Paul "Paulchen" Kuhn (Wiesbaden, 12. März1928Bad Wildungen, 23. September2013) war ein DeutschePianist, Bandleader und Sänger.

Werdegang

Kuhn schien schon früh musikalisches Talent zu haben. Bereits als Student trat er vor Gästen im Wiesbadener Wijnlokaal . auf Eimer. Nach seiner Ausbildung bei Kurt Thomas Bei der Musischen Gymnasium Frankfurt am Main Kuhn ging als 17-Jähriger zum Wintergarten im Wiesbaden. Neben diesem Studium war er bereits als Profi tätig Jazzpianist. Mit dem Aufkommen von Musiksendungen des Senders wurde Kuhn ein häufiger Gast auf den Fernsehbildschirmen.

Schlagersänger

Als Schlagersänger trug Kuhn zu Titeln wie Der Mann am Klavier (1954), Es gibt kein Bier auf Hawaii (1963) und Die Farbe der Liebe. 1957 nahm er mit dem Lied auf Das Klavier über mir Teilnahme an der deutschen Vorrunde für die Eurovision Songfestival, aber er erreichte nur den dritten Platz.

Pianist

Als Pianist rechnet Kuhn Kunst Tatum und George Schering sowie – aufgrund der besonders stilistischen Note-Akkord-Einstellung – Hank Jones zu seinen Beispielen. Ausflüge in die bebop er machte mit stücken wie Stitts Melodie (2002) und Vogelkunde (1999).

Bandleader

Für Kuhn als Arrangeur und Bandleader Graf Basie das tolle Beispiel, "Basie ist die Basis" nach Kuhn. Seine wichtigste Tätigkeit als Arrangeur und Bandleader war ab 1968 als Bigbandleader der of Sender Freies Berlin.

Produzent

Als Produzent suchte Kuhn Ende der fünfziger Jahre junge Talente – fand unter anderem Ralf Bendix, Rocco Granata, Howard Carpendale – und produzierten ihre Aufnahmen.

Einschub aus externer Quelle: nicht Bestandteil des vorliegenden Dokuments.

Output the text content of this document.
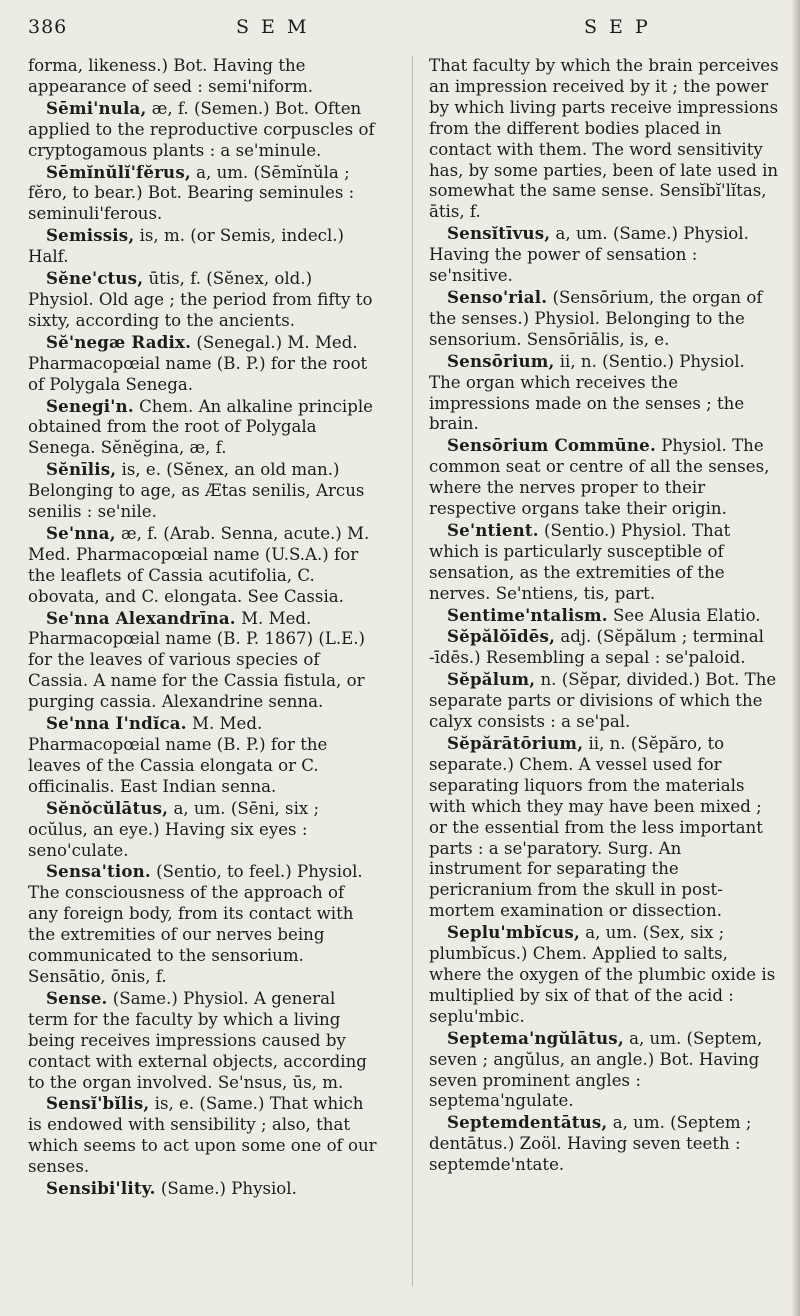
386	S E M	S E P

forma, likeness.) Bot. Having the appearance of seed : semi'niform.

Sēmi'nula, æ, f. (Semen.) Bot. Often applied to the reproductive corpuscles of cryptogamous plants : a se'minule.

Sēmĭnŭlĭ'fĕrus, a, um. (Sēmĭnŭla ; fĕro, to bear.) Bot. Bearing seminules : seminuli'ferous.

Semissis, is, m. (or Semis, indecl.) Half.

Sĕne'ctus, ūtis, f. (Sĕnex, old.) Physiol. Old age ; the period from fifty to sixty, according to the ancients.

Sĕ'negæ Radix. (Senegal.) M. Med. Pharmacopœial name (B. P.) for the root of Polygala Senega.

Senegi'n. Chem. An alkaline principle obtained from the root of Polygala Senega. Sĕnĕgina, æ, f.

Sĕnīlis, is, e. (Sĕnex, an old man.) Belonging to age, as Ætas senilis, Arcus senilis : se'nile.

Se'nna, æ, f. (Arab. Senna, acute.) M. Med. Pharmacopœial name (U.S.A.) for the leaflets of Cassia acutifolia, C. obovata, and C. elongata. See Cassia.

Se'nna Alexandrīna. M. Med. Pharmacopœial name (B. P. 1867) (L.E.) for the leaves of various species of Cassia. A name for the Cassia fistula, or purging cassia. Alexandrine senna.

Se'nna I'ndĭca. M. Med. Pharmacopœial name (B. P.) for the leaves of the Cassia elongata or C. officinalis. East Indian senna.

Sĕnŏcŭlātus, a, um. (Sēni, six ; ocŭlus, an eye.) Having six eyes : seno'culate.

Sensa'tion. (Sentio, to feel.) Physiol. The consciousness of the approach of any foreign body, from its contact with the extremities of our nerves being communicated to the sensorium. Sensātio, ōnis, f.

Sense. (Same.) Physiol. A general term for the faculty by which a living being receives impressions caused by contact with external objects, according to the organ involved. Se'nsus, ūs, m.

Sensĭ'bĭlis, is, e. (Same.) That which is endowed with sensibility ; also, that which seems to act upon some one of our senses.

Sensibi'lity. (Same.) Physiol.

That faculty by which the brain perceives an impression received by it ; the power by which living parts receive impressions from the different bodies placed in contact with them. The word sensitivity has, by some parties, been of late used in somewhat the same sense. Sensĭbĭ'lĭtas, ātis, f.

Sensĭtīvus, a, um. (Same.) Physiol. Having the power of sensation : se'nsitive.

Senso'rial. (Sensōrium, the organ of the senses.) Physiol. Belonging to the sensorium. Sensōriālis, is, e.

Sensōrium, ii, n. (Sentio.) Physiol. The organ which receives the impressions made on the senses ; the brain.

Sensōrium Commūne. Physiol. The common seat or centre of all the senses, where the nerves proper to their respective organs take their origin.

Se'ntient. (Sentio.) Physiol. That which is particularly susceptible of sensation, as the extremities of the nerves. Se'ntiens, tis, part.

Sentime'ntalism. See Alusia Elatio.

Sĕpălŏīdēs, adj. (Sĕpălum ; terminal -īdēs.) Resembling a sepal : se'paloid.

Sĕpălum, n. (Sĕpar, divided.) Bot. The separate parts or divisions of which the calyx consists : a se'pal.

Sĕpărātōrium, ii, n. (Sĕpăro, to separate.) Chem. A vessel used for separating liquors from the materials with which they may have been mixed ; or the essential from the less important parts : a se'paratory. Surg. An instrument for separating the pericranium from the skull in post-mortem examination or dissection.

Seplu'mbĭcus, a, um. (Sex, six ; plumbĭcus.) Chem. Applied to salts, where the oxygen of the plumbic oxide is multiplied by six of that of the acid : seplu'mbic.

Septema'ngŭlātus, a, um. (Septem, seven ; angŭlus, an angle.) Bot. Having seven prominent angles : septema'ngulate.

Septemdentātus, a, um. (Septem ; dentātus.) Zoöl. Having seven teeth : septemde'ntate.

Entertainer und Schauspieler

Als Schauspieler und Entertainer trat Kuhn beispielsweise in verschiedenen Fernsehserien auf Biedermann und die Brandstifter (1958), Spiel mit dem Feiern, Hallo Paulchen und Pauls Party.

Preise

  • 1953: Jazzpianist Nr. 1 in Deutschland
  • 1971: Goldene Kamera für seine Fernseharbeit (Pauls Party)
  • 1976: Deutscher Schallplattenpreis
  • 1976: Hans-Bredow-Medaille (für Verdienste um den Rundfunk)
  • 2002: Deutsche Jazztrophäe
  • 2003: Pianist des Jahres
  • 2003: Goldenes Europa, ältester deutscher Fernsehpreis

Literatur

  • Paul Kuhn: Swingende Jahre. Der Mann am Klavier erzählt seine Lebensgeschichte. Bastei Lübbe, Bergisch Gladbach 1988, ISBN 3-404-61140-3 .
  • Nadja Mayer: Die Paul Kuhn-Geschichte. Parthas, Berlin 2007, mit 1 CD, ISBN 3-86601-510-0 .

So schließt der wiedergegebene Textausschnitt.